I’ve been reading the lectionary text for Sunday from Acts chapter 3. It’s the passage where Peter just flat out preaches his you-know-what off to the people who are gathered in the Temple. And he does it right in front of some of the very people who falsely accused Jesus. He does it right in front of the religious leaders who colluded with the Roman government to execute Jesus.

Here’s the awesome part of this whole thing. The reason Peter had their attention was because he had just straight up healed a man who who had been unable to walk for his entire life. The guy was a beggar who positioned himself in front of the most traveled through gate leading into the Temple. For 40 years the guy had been begging in the same spot. The gate (called Beautiful) was in front of some steps that led into a courtyard where Gentiles and those who were considered unclean were not allowed to set foot.

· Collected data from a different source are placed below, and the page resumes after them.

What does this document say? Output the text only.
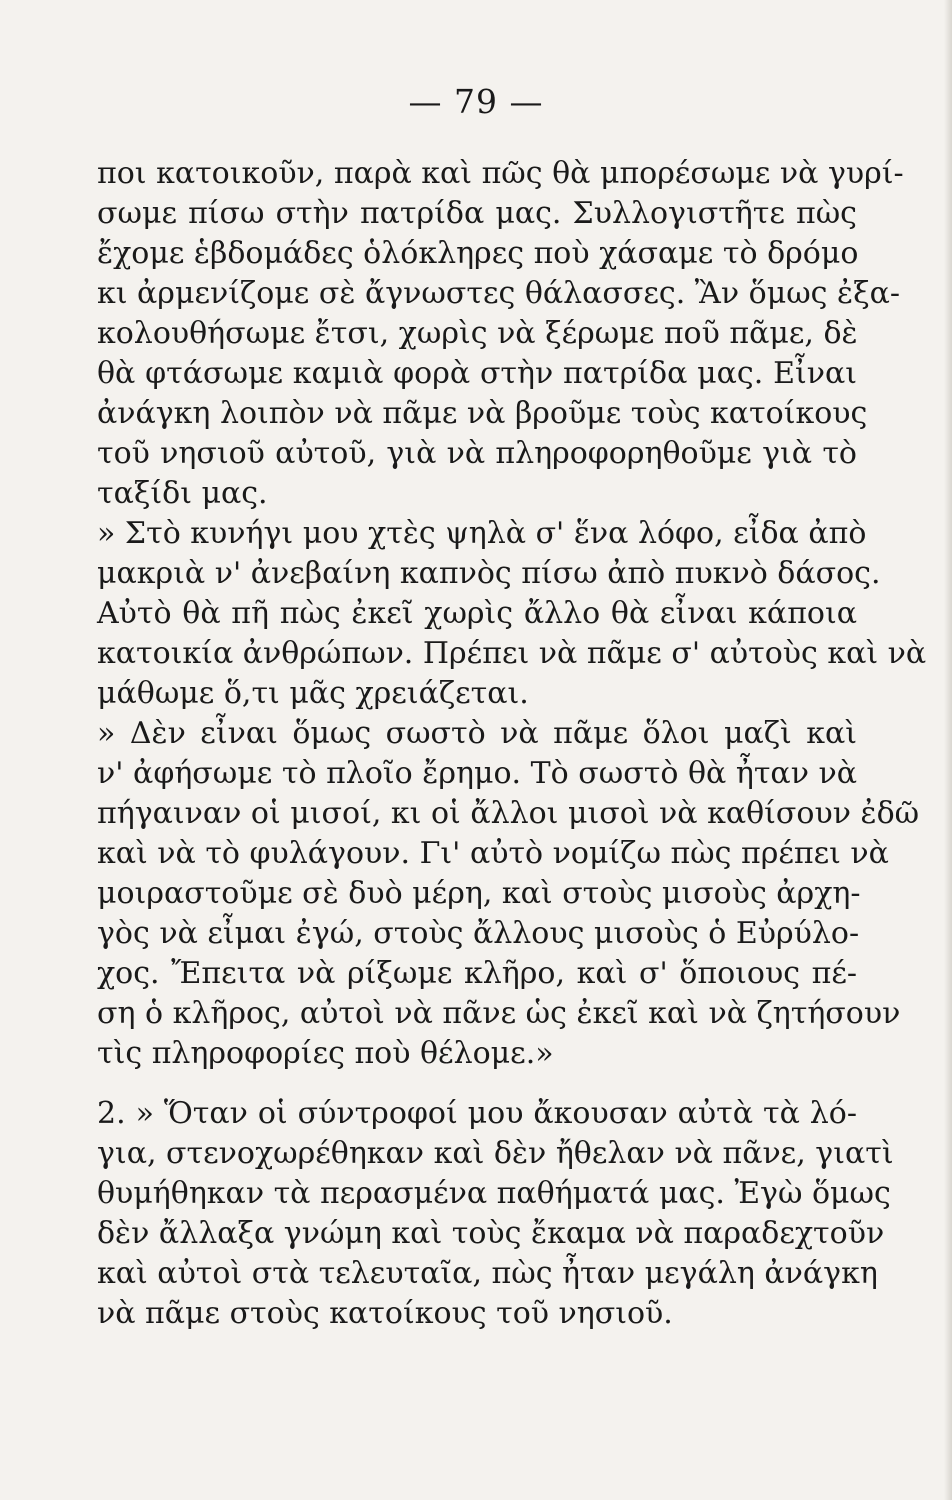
— 79 —
ποι κατοικοῦν, παρὰ καὶ πῶς θὰ μπορέσωμε νὰ γυρί-
σωμε πίσω στὴν πατρίδα μας. Συλλογιστῆτε πὼς
ἔχομε ἑβδομάδες ὁλόκληρες ποὺ χάσαμε τὸ δρόμο
κι ἀρμενίζομε σὲ ἄγνωστες θάλασσες. Ἂν ὅμως ἐξα-
κολουθήσωμε ἔτσι, χωρὶς νὰ ξέρωμε ποῦ πᾶμε, δὲ
θὰ φτάσωμε καμιὰ φορὰ στὴν πατρίδα μας. Εἶναι
ἀνάγκη λοιπὸν νὰ πᾶμε νὰ βροῦμε τοὺς κατοίκους
τοῦ νησιοῦ αὐτοῦ, γιὰ νὰ πληροφορηθοῦμε γιὰ τὸ
ταξίδι μας.
» Στὸ κυνήγι μου χτὲς ψηλὰ σ' ἕνα λόφο, εἶδα ἀπὸ
μακριὰ ν' ἀνεβαίνη καπνὸς πίσω ἀπὸ πυκνὸ δάσος.
Αὐτὸ θὰ πῆ πὼς ἐκεῖ χωρὶς ἄλλο θὰ εἶναι κάποια
κατοικία ἀνθρώπων. Πρέπει νὰ πᾶμε σ' αὐτοὺς καὶ νὰ
μάθωμε ὅ,τι μᾶς χρειάζεται.
» Δὲν εἶναι ὅμως σωστὸ νὰ πᾶμε ὅλοι μαζὶ καὶ
ν' ἀφήσωμε τὸ πλοῖο ἔρημο. Τὸ σωστὸ θὰ ἦταν νὰ
πήγαιναν οἱ μισοί, κι οἱ ἄλλοι μισοὶ νὰ καθίσουν ἐδῶ
καὶ νὰ τὸ φυλάγουν. Γι' αὐτὸ νομίζω πὼς πρέπει νὰ
μοιραστοῦμε σὲ δυὸ μέρη, καὶ στοὺς μισοὺς ἀρχη-
γὸς νὰ εἶμαι ἐγώ, στοὺς ἄλλους μισοὺς ὁ Εὐρύλο-
χος. Ἔπειτα νὰ ρίξωμε κλῆρο, καὶ σ' ὅποιους πέ-
ση ὁ κλῆρος, αὐτοὶ νὰ πᾶνε ὡς ἐκεῖ καὶ νὰ ζητήσουν
τὶς πληροφορίες ποὺ θέλομε.»
2. » Ὅταν οἱ σύντροφοί μου ἄκουσαν αὐτὰ τὰ λό-
για, στενοχωρέθηκαν καὶ δὲν ἤθελαν νὰ πᾶνε, γιατὶ
θυμήθηκαν τὰ περασμένα παθήματά μας. Ἐγὼ ὅμως
δὲν ἄλλαξα γνώμη καὶ τοὺς ἔκαμα νὰ παραδεχτοῦν
καὶ αὐτοὶ στὰ τελευταῖα, πὼς ἦταν μεγάλη ἀνάγκη
νὰ πᾶμε στοὺς κατοίκους τοῦ νησιοῦ.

Guess which kinds of people were also considered unclean and unworthy to receive the grace of God? Yeah. People who were handicapped from birth.

So this guy positioned himself at the busiest place to enter the Temple and because it was considered honorable in ancient Jewish Temple culture to give charity to the poor and the downtrodden (even though you wouldn’t allow them to experience God’s grace), he probably made enough to survive. And everyone who had gone in and out of the Temple through that very gate knew the guy by sight. Many of the people standing in front of Peter at the moment in question had undoubtedly given the ex-handicapped man some alms. Or not.

Peter uses the moment of healing as a witness to the power of the Resurrection. And then he turns it into a referendum on the healing that needs to take place in the hearts of those who are hearing him. True healing, Peter proclaims, cannot take place without a repentant and submissive spirit. The crowd in the Temple is confronted with the reality of their actions, the consequence of their inner illness and then given the remedy. “Repent, and turn to God...”

How often do we come to God craving wholeness, but only on our own terms? our own time? our own way? The only faith that the man at the gate had was the faith of an empty hand. When he stretched it out to Peter, he opened it up willing to take whatever it was that Peter would offer.

Are we willing to submit ourselves to the healing that God wills for us?

Are we ready to repent of our own willfulness and open ourselves up to the unexpectedness of God’s grace--regardless of its form? Are we ready to stand up and walk (physically, spiritually or otherwise) in the name of Jesus?

Are we ready to accept God's timetable? Here's something that's worth pondering. Jesus would have walked through the Beautiful Gate to go into the Temple at least once, perhaps more. As he entered with his disciples, Jesus would have walked right past the handicapped beggar--and he didn't heal him. Maybe he even looked upon him as he walked by. Maybe Jesus motioned to Judas to give the beggar some alms, since Judas was the disciples entrusted with their money. But he didn't heal him.

It wasn't time. The man was destined for healing, but his healing was timed perfectly to bring glory to God, and to proclaim the Resurrection of Jesus and the coming kingdom of God.

I find that in part I agree in principle with good old Ernest Angley, it does take faith for healing to take place---the faith required to extend our empty hands, and know that nothing and no one can lift up us like Almighty God. The faith to know that in life and death we belong to God. The faith to know that in God's time, in God's way and all to the glory and honor of God through Jesus Christ by the power of the Holy Spirit (that preaches) we will be made whole.